Contact Optimization: A 1:1 marketer’s use of industry software to centralize business rules, constraints, and priorities and customer preferences that they can apply during a campaign segmentation to ensure the final target audience comprises only the individuals for whom that campaign represents the optimal mix of message, offer, time, and channel to meet current business objectives.
Answer: As optimized campaigns typically produce better results, I am somewhat perplexed as to why we still have industry colleagues who do not use these tools in concert with their campaign management solutions. Here’s my thoughts about why I think they should use contact optimization solutions -- for reasons that benefit the professional, the company, the customer as well as industry peers:
• Relevance: Show you know and listen to your customers, or you may pay the price. Yesterday’s overlooked marketing messages are today’s annoyance, as consumer apathy turns to anger and hostility. Emerging communication venues like social networks can turn a “private” matter public in just a few minutes, weaving and leaving a wrath of brand bashing that will need to be silenced and reversed.
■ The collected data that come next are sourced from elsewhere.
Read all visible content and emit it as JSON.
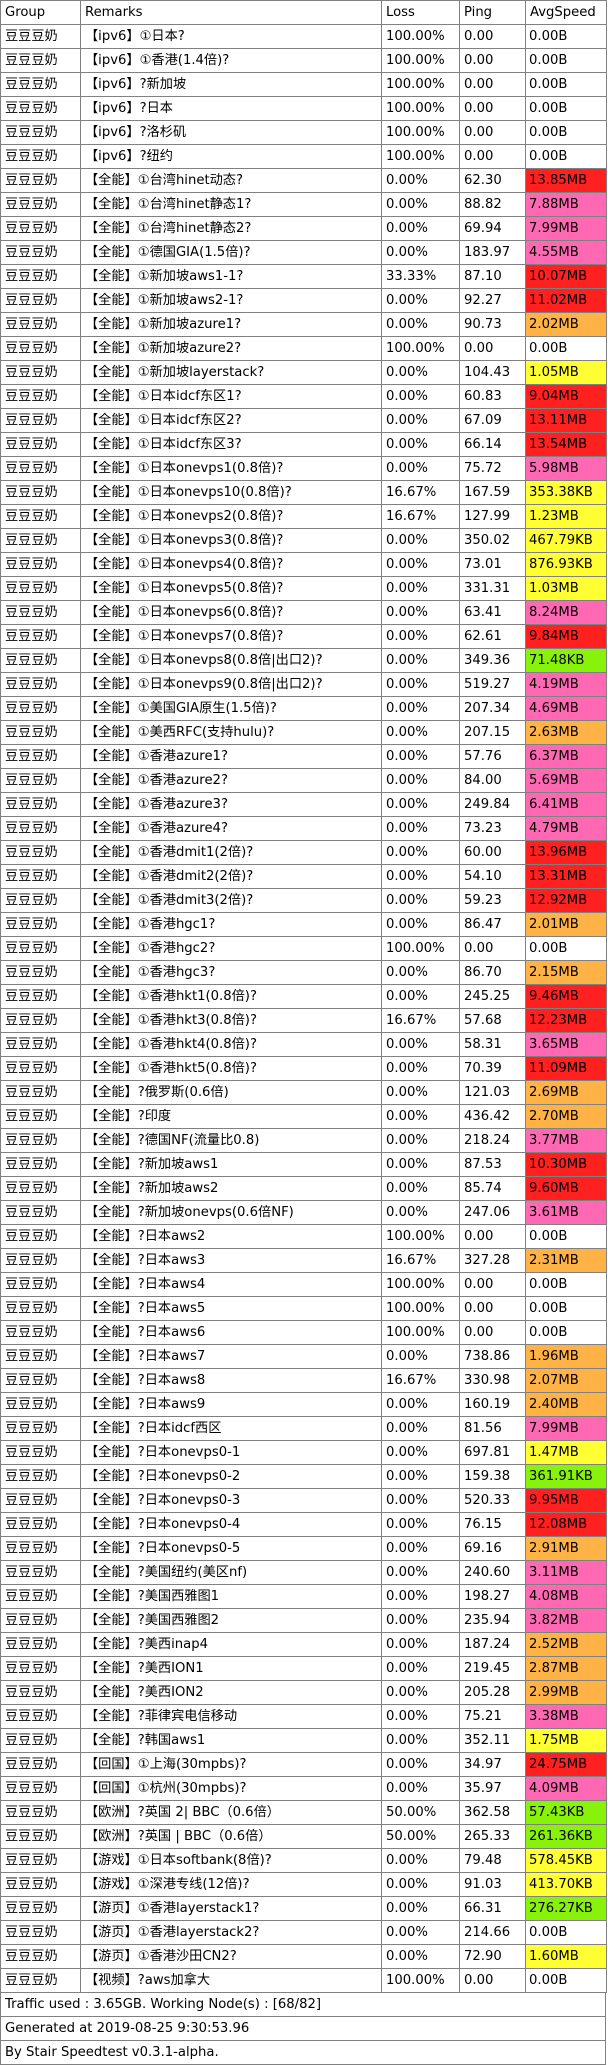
{
  "headers": {
    "group": "Group",
    "remarks": "Remarks",
    "loss": "Loss",
    "ping": "Ping",
    "speed": "AvgSpeed"
  },
  "speed_colors": {
    "red": "#ff2020",
    "pink": "#ff69b4",
    "orange": "#ffb347",
    "yellow": "#ffff33",
    "green": "#88f20a",
    "none": "#ffffff"
  },
  "rows": [
    [
      "豆豆豆奶",
      "【ipv6】①日本?",
      "100.00%",
      "0.00",
      "0.00B",
      "none"
    ],
    [
      "豆豆豆奶",
      "【ipv6】①香港(1.4倍)?",
      "100.00%",
      "0.00",
      "0.00B",
      "none"
    ],
    [
      "豆豆豆奶",
      "【ipv6】?新加坡",
      "100.00%",
      "0.00",
      "0.00B",
      "none"
    ],
    [
      "豆豆豆奶",
      "【ipv6】?日本",
      "100.00%",
      "0.00",
      "0.00B",
      "none"
    ],
    [
      "豆豆豆奶",
      "【ipv6】?洛杉矶",
      "100.00%",
      "0.00",
      "0.00B",
      "none"
    ],
    [
      "豆豆豆奶",
      "【ipv6】?纽约",
      "100.00%",
      "0.00",
      "0.00B",
      "none"
    ],
    [
      "豆豆豆奶",
      "【全能】①台湾hinet动态?",
      "0.00%",
      "62.30",
      "13.85MB",
      "red"
    ],
    [
      "豆豆豆奶",
      "【全能】①台湾hinet静态1?",
      "0.00%",
      "88.82",
      "7.88MB",
      "pink"
    ],
    [
      "豆豆豆奶",
      "【全能】①台湾hinet静态2?",
      "0.00%",
      "69.94",
      "7.99MB",
      "pink"
    ],
    [
      "豆豆豆奶",
      "【全能】①德国GIA(1.5倍)?",
      "0.00%",
      "183.97",
      "4.55MB",
      "pink"
    ],
    [
      "豆豆豆奶",
      "【全能】①新加坡aws1-1?",
      "33.33%",
      "87.10",
      "10.07MB",
      "red"
    ],
    [
      "豆豆豆奶",
      "【全能】①新加坡aws2-1?",
      "0.00%",
      "92.27",
      "11.02MB",
      "red"
    ],
    [
      "豆豆豆奶",
      "【全能】①新加坡azure1?",
      "0.00%",
      "90.73",
      "2.02MB",
      "orange"
    ],
    [
      "豆豆豆奶",
      "【全能】①新加坡azure2?",
      "100.00%",
      "0.00",
      "0.00B",
      "none"
    ],
    [
      "豆豆豆奶",
      "【全能】①新加坡layerstack?",
      "0.00%",
      "104.43",
      "1.05MB",
      "yellow"
    ],
    [
      "豆豆豆奶",
      "【全能】①日本idcf东区1?",
      "0.00%",
      "60.83",
      "9.04MB",
      "red"
    ],
    [
      "豆豆豆奶",
      "【全能】①日本idcf东区2?",
      "0.00%",
      "67.09",
      "13.11MB",
      "red"
    ],
    [
      "豆豆豆奶",
      "【全能】①日本idcf东区3?",
      "0.00%",
      "66.14",
      "13.54MB",
      "red"
    ],
    [
      "豆豆豆奶",
      "【全能】①日本onevps1(0.8倍)?",
      "0.00%",
      "75.72",
      "5.98MB",
      "pink"
    ],
    [
      "豆豆豆奶",
      "【全能】①日本onevps10(0.8倍)?",
      "16.67%",
      "167.59",
      "353.38KB",
      "yellow"
    ],
    [
      "豆豆豆奶",
      "【全能】①日本onevps2(0.8倍)?",
      "16.67%",
      "127.99",
      "1.23MB",
      "yellow"
    ],
    [
      "豆豆豆奶",
      "【全能】①日本onevps3(0.8倍)?",
      "0.00%",
      "350.02",
      "467.79KB",
      "yellow"
    ],
    [
      "豆豆豆奶",
      "【全能】①日本onevps4(0.8倍)?",
      "0.00%",
      "73.01",
      "876.93KB",
      "yellow"
    ],
    [
      "豆豆豆奶",
      "【全能】①日本onevps5(0.8倍)?",
      "0.00%",
      "331.31",
      "1.03MB",
      "yellow"
    ],
    [
      "豆豆豆奶",
      "【全能】①日本onevps6(0.8倍)?",
      "0.00%",
      "63.41",
      "8.24MB",
      "pink"
    ],
    [
      "豆豆豆奶",
      "【全能】①日本onevps7(0.8倍)?",
      "0.00%",
      "62.61",
      "9.84MB",
      "red"
    ],
    [
      "豆豆豆奶",
      "【全能】①日本onevps8(0.8倍|出口2)?",
      "0.00%",
      "349.36",
      "71.48KB",
      "green"
    ],
    [
      "豆豆豆奶",
      "【全能】①日本onevps9(0.8倍|出口2)?",
      "0.00%",
      "519.27",
      "4.19MB",
      "pink"
    ],
    [
      "豆豆豆奶",
      "【全能】①美国GIA原生(1.5倍)?",
      "0.00%",
      "207.34",
      "4.69MB",
      "pink"
    ],
    [
      "豆豆豆奶",
      "【全能】①美西RFC(支持hulu)?",
      "0.00%",
      "207.15",
      "2.63MB",
      "orange"
    ],
    [
      "豆豆豆奶",
      "【全能】①香港azure1?",
      "0.00%",
      "57.76",
      "6.37MB",
      "pink"
    ],
    [
      "豆豆豆奶",
      "【全能】①香港azure2?",
      "0.00%",
      "84.00",
      "5.69MB",
      "pink"
    ],
    [
      "豆豆豆奶",
      "【全能】①香港azure3?",
      "0.00%",
      "249.84",
      "6.41MB",
      "pink"
    ],
    [
      "豆豆豆奶",
      "【全能】①香港azure4?",
      "0.00%",
      "73.23",
      "4.79MB",
      "pink"
    ],
    [
      "豆豆豆奶",
      "【全能】①香港dmit1(2倍)?",
      "0.00%",
      "60.00",
      "13.96MB",
      "red"
    ],
    [
      "豆豆豆奶",
      "【全能】①香港dmit2(2倍)?",
      "0.00%",
      "54.10",
      "13.31MB",
      "red"
    ],
    [
      "豆豆豆奶",
      "【全能】①香港dmit3(2倍)?",
      "0.00%",
      "59.23",
      "12.92MB",
      "red"
    ],
    [
      "豆豆豆奶",
      "【全能】①香港hgc1?",
      "0.00%",
      "86.47",
      "2.01MB",
      "orange"
    ],
    [
      "豆豆豆奶",
      "【全能】①香港hgc2?",
      "100.00%",
      "0.00",
      "0.00B",
      "none"
    ],
    [
      "豆豆豆奶",
      "【全能】①香港hgc3?",
      "0.00%",
      "86.70",
      "2.15MB",
      "orange"
    ],
    [
      "豆豆豆奶",
      "【全能】①香港hkt1(0.8倍)?",
      "0.00%",
      "245.25",
      "9.46MB",
      "red"
    ],
    [
      "豆豆豆奶",
      "【全能】①香港hkt3(0.8倍)?",
      "16.67%",
      "57.68",
      "12.23MB",
      "red"
    ],
    [
      "豆豆豆奶",
      "【全能】①香港hkt4(0.8倍)?",
      "0.00%",
      "58.31",
      "3.65MB",
      "pink"
    ],
    [
      "豆豆豆奶",
      "【全能】①香港hkt5(0.8倍)?",
      "0.00%",
      "70.39",
      "11.09MB",
      "red"
    ],
    [
      "豆豆豆奶",
      "【全能】?俄罗斯(0.6倍)",
      "0.00%",
      "121.03",
      "2.69MB",
      "orange"
    ],
    [
      "豆豆豆奶",
      "【全能】?印度",
      "0.00%",
      "436.42",
      "2.70MB",
      "orange"
    ],
    [
      "豆豆豆奶",
      "【全能】?德国NF(流量比0.8)",
      "0.00%",
      "218.24",
      "3.77MB",
      "pink"
    ],
    [
      "豆豆豆奶",
      "【全能】?新加坡aws1",
      "0.00%",
      "87.53",
      "10.30MB",
      "red"
    ],
    [
      "豆豆豆奶",
      "【全能】?新加坡aws2",
      "0.00%",
      "85.74",
      "9.60MB",
      "red"
    ],
    [
      "豆豆豆奶",
      "【全能】?新加坡onevps(0.6倍NF)",
      "0.00%",
      "247.06",
      "3.61MB",
      "pink"
    ],
    [
      "豆豆豆奶",
      "【全能】?日本aws2",
      "100.00%",
      "0.00",
      "0.00B",
      "none"
    ],
    [
      "豆豆豆奶",
      "【全能】?日本aws3",
      "16.67%",
      "327.28",
      "2.31MB",
      "orange"
    ],
    [
      "豆豆豆奶",
      "【全能】?日本aws4",
      "100.00%",
      "0.00",
      "0.00B",
      "none"
    ],
    [
      "豆豆豆奶",
      "【全能】?日本aws5",
      "100.00%",
      "0.00",
      "0.00B",
      "none"
    ],
    [
      "豆豆豆奶",
      "【全能】?日本aws6",
      "100.00%",
      "0.00",
      "0.00B",
      "none"
    ],
    [
      "豆豆豆奶",
      "【全能】?日本aws7",
      "0.00%",
      "738.86",
      "1.96MB",
      "orange"
    ],
    [
      "豆豆豆奶",
      "【全能】?日本aws8",
      "16.67%",
      "330.98",
      "2.07MB",
      "orange"
    ],
    [
      "豆豆豆奶",
      "【全能】?日本aws9",
      "0.00%",
      "160.19",
      "2.40MB",
      "orange"
    ],
    [
      "豆豆豆奶",
      "【全能】?日本idcf西区",
      "0.00%",
      "81.56",
      "7.99MB",
      "pink"
    ],
    [
      "豆豆豆奶",
      "【全能】?日本onevps0-1",
      "0.00%",
      "697.81",
      "1.47MB",
      "yellow"
    ],
    [
      "豆豆豆奶",
      "【全能】?日本onevps0-2",
      "0.00%",
      "159.38",
      "361.91KB",
      "green"
    ],
    [
      "豆豆豆奶",
      "【全能】?日本onevps0-3",
      "0.00%",
      "520.33",
      "9.95MB",
      "red"
    ],
    [
      "豆豆豆奶",
      "【全能】?日本onevps0-4",
      "0.00%",
      "76.15",
      "12.08MB",
      "red"
    ],
    [
      "豆豆豆奶",
      "【全能】?日本onevps0-5",
      "0.00%",
      "69.16",
      "2.91MB",
      "orange"
    ],
    [
      "豆豆豆奶",
      "【全能】?美国纽约(美区nf)",
      "0.00%",
      "240.60",
      "3.11MB",
      "pink"
    ],
    [
      "豆豆豆奶",
      "【全能】?美国西雅图1",
      "0.00%",
      "198.27",
      "4.08MB",
      "pink"
    ],
    [
      "豆豆豆奶",
      "【全能】?美国西雅图2",
      "0.00%",
      "235.94",
      "3.82MB",
      "pink"
    ],
    [
      "豆豆豆奶",
      "【全能】?美西inap4",
      "0.00%",
      "187.24",
      "2.52MB",
      "orange"
    ],
    [
      "豆豆豆奶",
      "【全能】?美西ION1",
      "0.00%",
      "219.45",
      "2.87MB",
      "orange"
    ],
    [
      "豆豆豆奶",
      "【全能】?美西ION2",
      "0.00%",
      "205.28",
      "2.99MB",
      "orange"
    ],
    [
      "豆豆豆奶",
      "【全能】?菲律宾电信移动",
      "0.00%",
      "75.21",
      "3.38MB",
      "pink"
    ],
    [
      "豆豆豆奶",
      "【全能】?韩国aws1",
      "0.00%",
      "352.11",
      "1.75MB",
      "yellow"
    ],
    [
      "豆豆豆奶",
      "【回国】①上海(30mpbs)?",
      "0.00%",
      "34.97",
      "24.75MB",
      "red"
    ],
    [
      "豆豆豆奶",
      "【回国】①杭州(30mpbs)?",
      "0.00%",
      "35.97",
      "4.09MB",
      "pink"
    ],
    [
      "豆豆豆奶",
      "【欧洲】?英国 2| BBC（0.6倍）",
      "50.00%",
      "362.58",
      "57.43KB",
      "green"
    ],
    [
      "豆豆豆奶",
      "【欧洲】?英国 | BBC（0.6倍）",
      "50.00%",
      "265.33",
      "261.36KB",
      "green"
    ],
    [
      "豆豆豆奶",
      "【游戏】①日本softbank(8倍)?",
      "0.00%",
      "79.48",
      "578.45KB",
      "yellow"
    ],
    [
      "豆豆豆奶",
      "【游戏】①深港专线(12倍)?",
      "0.00%",
      "91.03",
      "413.70KB",
      "yellow"
    ],
    [
      "豆豆豆奶",
      "【游页】①香港layerstack1?",
      "0.00%",
      "66.31",
      "276.27KB",
      "green"
    ],
    [
      "豆豆豆奶",
      "【游页】①香港layerstack2?",
      "0.00%",
      "214.66",
      "0.00B",
      "none"
    ],
    [
      "豆豆豆奶",
      "【游页】①香港沙田CN2?",
      "0.00%",
      "72.90",
      "1.60MB",
      "yellow"
    ],
    [
      "豆豆豆奶",
      "【视频】?aws加拿大",
      "100.00%",
      "0.00",
      "0.00B",
      "none"
    ]
  ],
  "footer": {
    "traffic": "Traffic used : 3.65GB. Working Node(s) : [68/82]",
    "generated": "Generated at 2019-08-25 9:30:53.96",
    "by": "By Stair Speedtest v0.3.1-alpha."
  }
}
• Accountability: Unwanted messages are, simply put, marketing resource waste. With increasing pressure to cut cost and grow revenue for maximum ROI, we have our marching orders. Management’s accountability mandate gives us license to optimize and an opportunity to move away from defending spend to championing and promoting its value.
• Responsibility: Keep the industry self-regulated. We have had only a handful of regulations and restrictions imposed on us over the many decades of 1:1 marketing. Key to a future with marketing freedom that mirrors our past is an ability to pro-actively adjust and align marketing strategies and tactics for mutual relationship benefit, as the customer perceives it.
• Reach: Prevent the creation of an email “postage stamp.” The big expense associated with off-line marketing tactics like direct mail and the complexities of a multi-channel marketing may have heavily influenced historical optimization solution use. As more of us have shifted our emphasis to online communications, a low cost channel, we may not see the “benefits.” This couldn’t be further from the truth, as the email glut continually causes ISPs to develop new ways to filter and block emails. Perhaps they may even begin charging “postage” to reach the inbox.
• B2B marketers are in need, too. As more B2B marketing organizations build marketing automation solutions with field enablement functionality, these firms will need to centralize contact rules and priorities to ensure that Sales and Marketing teams with access to the same pool of prospect and leads are aligned in their messages, offers, and treatments. With their focus on the integration of their demand generation and lead nurturing solution with their SFA tool, most B2B firms overlook the importance of establishing and automating contact management processes.
We have the means to not only respect customers’ marketing “rights,” but we have the duty to do so! I can incorporate easily and efficiently the customers’ “rights” in my marketing strategies and tactics without compromising business performance. So can you!